La ciudad que lleva el nombre de su club
Junto con París, Nápoles es la única gran ciudad de la Europa occidental con más de un millón de habitantes y un solo equipo de fútbol. Todas las grandes metrópolis acostumbran a vivir con fervor la rivalidad histórica entre dos equipos vecinos, pero en Nápoles la palabra 'derbi' no ha existido nunca, en las cafeterías todos los parroquianos hablan del mismo equipo y en los balcones de las casas las banderas que ondean son las de un solo color, el azul celeste. Es por eso que el SSC Nápoles es no sólo una religión pagana, sino también el ejército simbólico y desarmado de una ciudad que hoy día sigue siendo la única del sur de Italia que ha celebrado nunca una liga. Dos, para ser más exactos. Toda una hazaña considerando el abismo económico que diferencia las regiones industriales del norte con las zonas agrícolas del sur, ya que las dos Italias y esta famosa dualidad entre el norte y el sur es un mito lleno de realidades. Más allá que el napolitano sea la segunda lengua más hablada del país después del italiano -casi 7 millones de habitantes-, el menosprecio, la animadversión y el racismo que se respira en muchas ciudades del norte respecto los terroni [adjetivo que podríamos traducir como 'paleto' o 'pueblerino'] napolitanos es una lacra que se fundamenta en argumentos más sociales y económicos que culturales.
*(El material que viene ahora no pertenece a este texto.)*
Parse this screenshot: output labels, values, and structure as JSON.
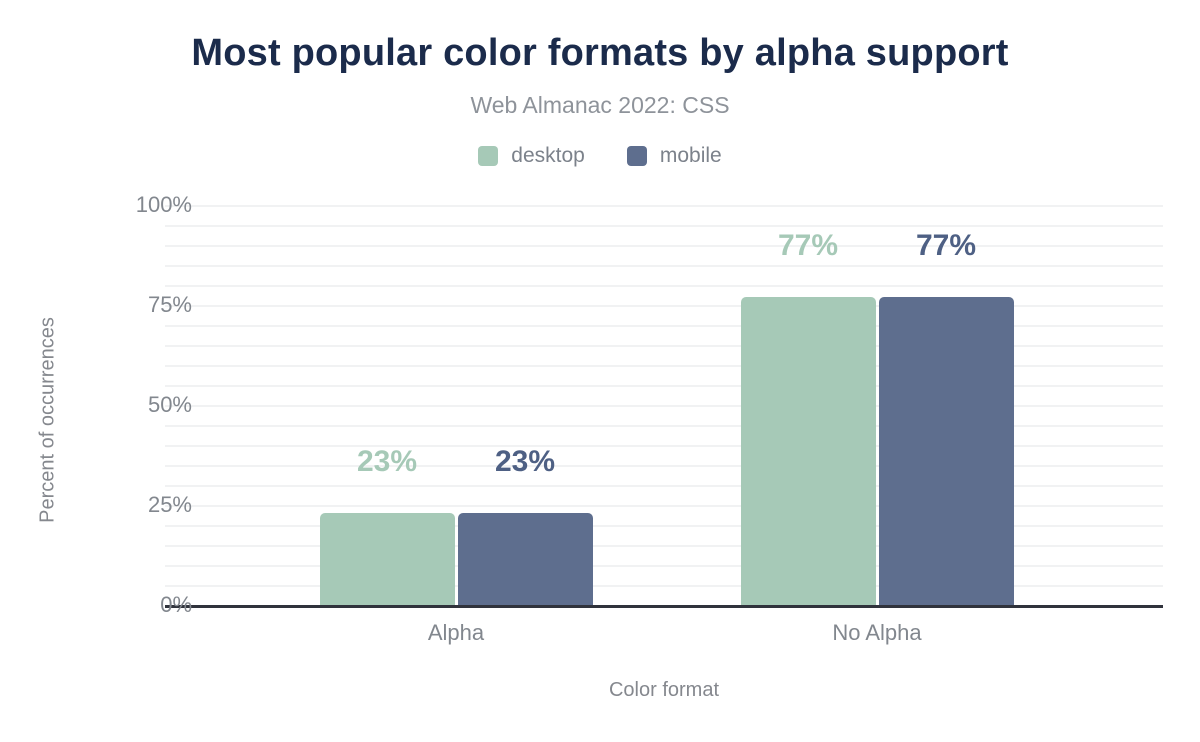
{
  "title": "Most popular color formats by alpha support",
  "subtitle": "Web Almanac 2022: CSS",
  "legend": [
    {
      "label": "desktop",
      "color": "#a6c9b7"
    },
    {
      "label": "mobile",
      "color": "#5e6e8e"
    }
  ],
  "axes": {
    "ylabel": "Percent of occurrences",
    "xlabel": "Color format",
    "yticks": [
      "0%",
      "25%",
      "50%",
      "75%",
      "100%"
    ]
  },
  "chart_data": {
    "type": "bar",
    "title": "Most popular color formats by alpha support",
    "subtitle": "Web Almanac 2022: CSS",
    "categories": [
      "Alpha",
      "No Alpha"
    ],
    "series": [
      {
        "name": "desktop",
        "values": [
          23,
          77
        ],
        "labels": [
          "23%",
          "77%"
        ],
        "color": "#a6c9b7",
        "label_color": "#a6c9b7"
      },
      {
        "name": "mobile",
        "values": [
          23,
          77
        ],
        "labels": [
          "23%",
          "77%"
        ],
        "color": "#5e6e8e",
        "label_color": "#4e6084"
      }
    ],
    "xlabel": "Color format",
    "ylabel": "Percent of occurrences",
    "ylim": [
      0,
      100
    ],
    "ytick_labels": [
      "0%",
      "25%",
      "50%",
      "75%",
      "100%"
    ],
    "grid": "horizontal, minor lines every 5%, light gray",
    "legend_position": "top-center",
    "colors": {
      "title": "#1b2b4b",
      "subtitle": "#8e939a",
      "tick_text": "#82878e",
      "gridline": "#f1f2f3",
      "axis_line": "#30333c",
      "background": "#ffffff"
    }
  }
}
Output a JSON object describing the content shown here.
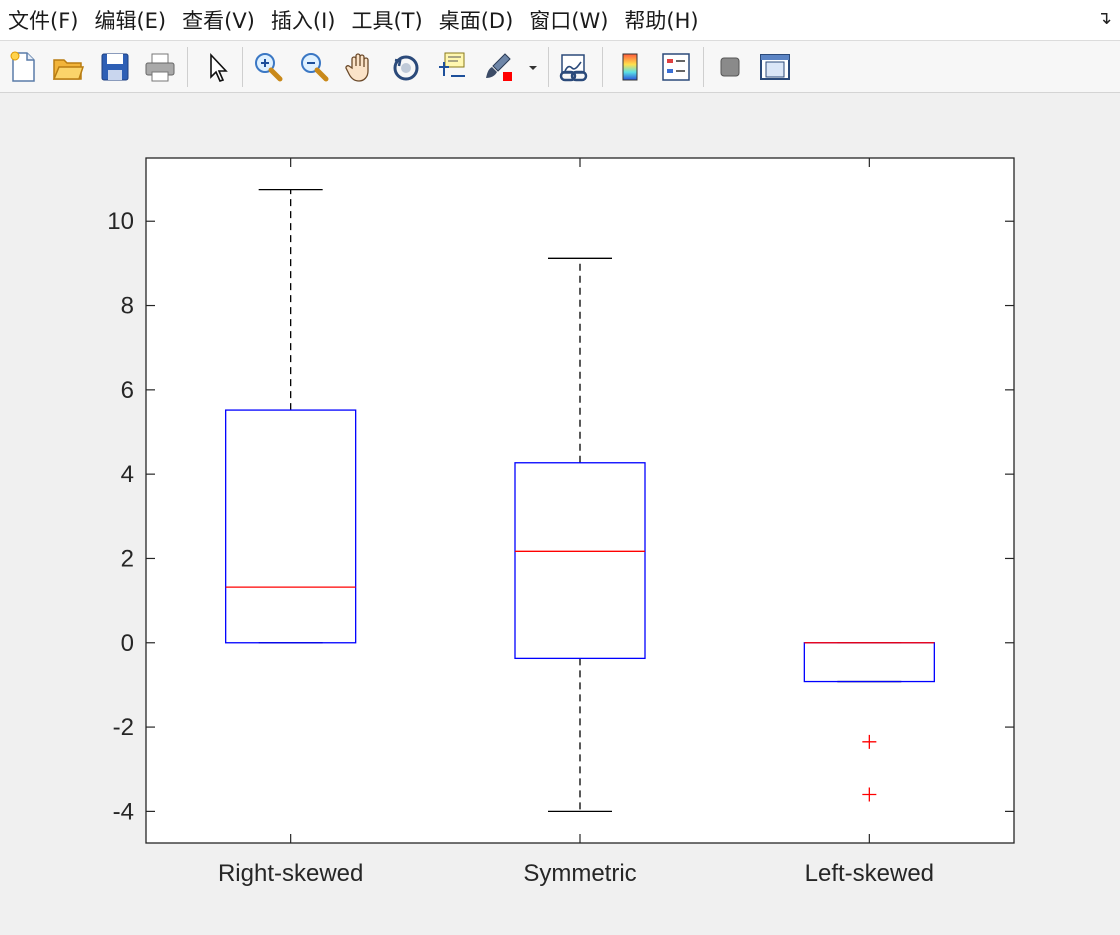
{
  "menubar": {
    "items": [
      {
        "label": "文件(F)"
      },
      {
        "label": "编辑(E)"
      },
      {
        "label": "查看(V)"
      },
      {
        "label": "插入(I)"
      },
      {
        "label": "工具(T)"
      },
      {
        "label": "桌面(D)"
      },
      {
        "label": "窗口(W)"
      },
      {
        "label": "帮助(H)"
      }
    ],
    "more_icon": "dock-arrow-icon"
  },
  "toolbar": {
    "buttons": [
      {
        "icon": "new-figure-icon"
      },
      {
        "icon": "open-file-icon"
      },
      {
        "icon": "save-icon"
      },
      {
        "icon": "print-icon"
      },
      {
        "icon": "edit-plot-arrow-icon"
      },
      {
        "icon": "zoom-in-icon"
      },
      {
        "icon": "zoom-out-icon"
      },
      {
        "icon": "pan-hand-icon"
      },
      {
        "icon": "rotate-3d-icon"
      },
      {
        "icon": "data-cursor-icon"
      },
      {
        "icon": "brush-icon"
      },
      {
        "icon": "link-plot-icon"
      },
      {
        "icon": "colorbar-icon"
      },
      {
        "icon": "legend-icon"
      },
      {
        "icon": "hide-plot-tools-icon"
      },
      {
        "icon": "show-plot-tools-icon"
      }
    ]
  },
  "chart_data": {
    "type": "boxplot",
    "title": "",
    "xlabel": "",
    "ylabel": "",
    "ylim": [
      -4.75,
      11.5
    ],
    "yticks": [
      -4,
      -2,
      0,
      2,
      4,
      6,
      8,
      10
    ],
    "ytick_labels": [
      "-4",
      "-2",
      "0",
      "2",
      "4",
      "6",
      "8",
      "10"
    ],
    "grid": false,
    "categories": [
      "Right-skewed",
      "Symmetric",
      "Left-skewed"
    ],
    "boxes": [
      {
        "whisker_low": 0,
        "q1": 0,
        "median": 1.32,
        "q3": 5.52,
        "whisker_high": 10.75,
        "outliers": []
      },
      {
        "whisker_low": -4.0,
        "q1": -0.37,
        "median": 2.17,
        "q3": 4.27,
        "whisker_high": 9.12,
        "outliers": []
      },
      {
        "whisker_low": -0.92,
        "q1": -0.92,
        "median": 0.0,
        "q3": 0.0,
        "whisker_high": 0.0,
        "outliers": [
          -2.35,
          -3.6
        ]
      }
    ],
    "colors": {
      "box": "#0000ff",
      "median": "#ff0000",
      "whisker": "#000000",
      "outlier": "#ff0000",
      "axes": "#262626"
    }
  }
}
Tanto, que aunque las regiones del norte hayan alcanzado parte de su riqueza gracias a la mano de obra napolitana, siciliana, calabresa o pugliesa de mediados del sXX, todavía hoy es recurrente ver pancartas donde se puede leer "Bienvenidos en Italia" cada vez que el Nápoles visita estadios del norte.
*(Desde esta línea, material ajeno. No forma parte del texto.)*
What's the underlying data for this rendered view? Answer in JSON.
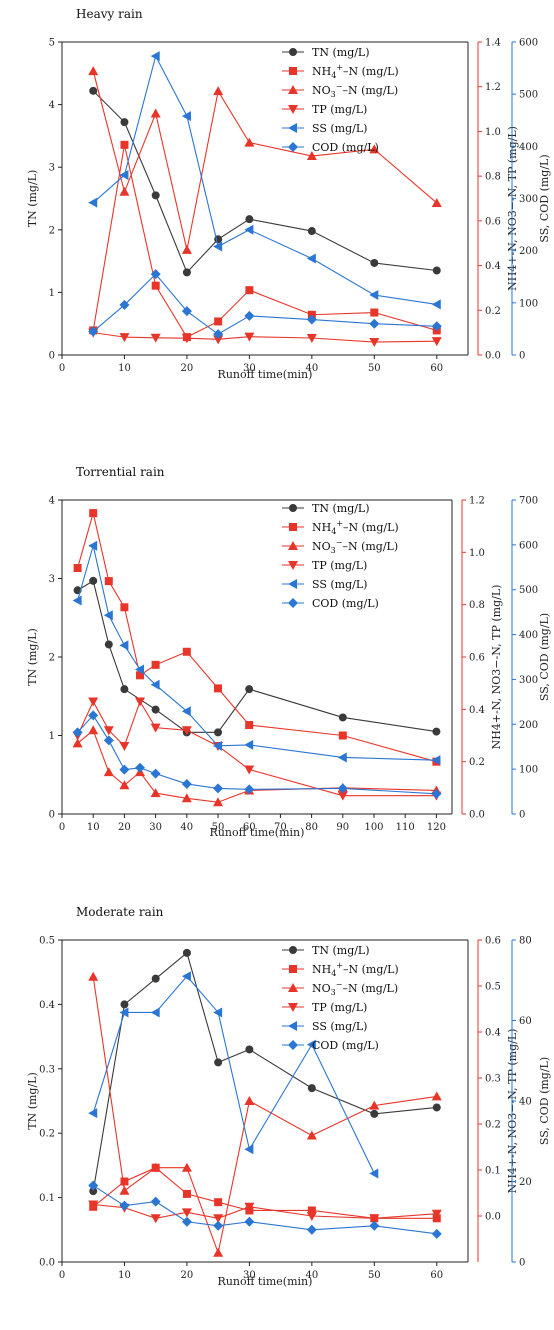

Un futuro basado en la fe del pasado
Cuando hace treinta años en los cementerios de la ciudad se hicieron pintadas escribiendo Non sanno che se so' perso ["No saben lo que se han perdido"] después de ganar el primer Scudetto, pocos podían pensar en aquellos momentos que dos décadas más tarde el Nápoles descendería dos veces a la Serie B, llegaría a caer a la Serie C y tendría que ser rescatado de la quiebra en el año 2007. Resurgiendo desde el infierno de la tercera división italiana, con la llegada de la segunda década del sXXI se produjo un renacimiento futbolístico que permitiría de nuevo la consolidación del club a Primera división, la consecución de dos Coppa Italia y varias participaciones en la Champions League. Por fin, todo indicaba que el pasado dejaría de ser el único consuelo para satisfacer el presente, pero no fue hasta la temporada 2017-2018 cuando un equipo filarmónico y comandado bajo la batuta de Maurizio Sarri estuvo a punto de saborear de nuevo la gloria. Como una orquesta capaz de hacer el mejor fútbol que nunca se haya visto a los pies del Vesubio, aquel Nápoles fue capaz de batir todos los récords posibles, alcanzar el mayor número de puntos en una sola temporada en toda la historia del club y competirle la liga a la Juventus hasta la última jornada. No fue posible ganarla, Sarri se marchó a final de temporada y la ciudad sigue todavía hoy luchando contra su propio mito, anclada a finales de los ochenta y limpiando el recuerdo de aquellos días de gloria en los cuales un argentino que no llegaba al metro setenta se convirtió para los napolitanos en un auténtico mesías más venerado que San Gennaro.
Sin duda, mirar adelante y dejar de hablar del Nápoles -y de Nápoles- sin basarlo todo en el jugador más importando de la historia del club partenopeo no será fácil, como tampoco lo ha sido escribir un artículo sobre Nápoles mencionando sólo una vez el nombre de El Pelusa, el napolitano nacido en Buenos Aires que cambió la historia no sólo de una ciudad, sino de su sociedad.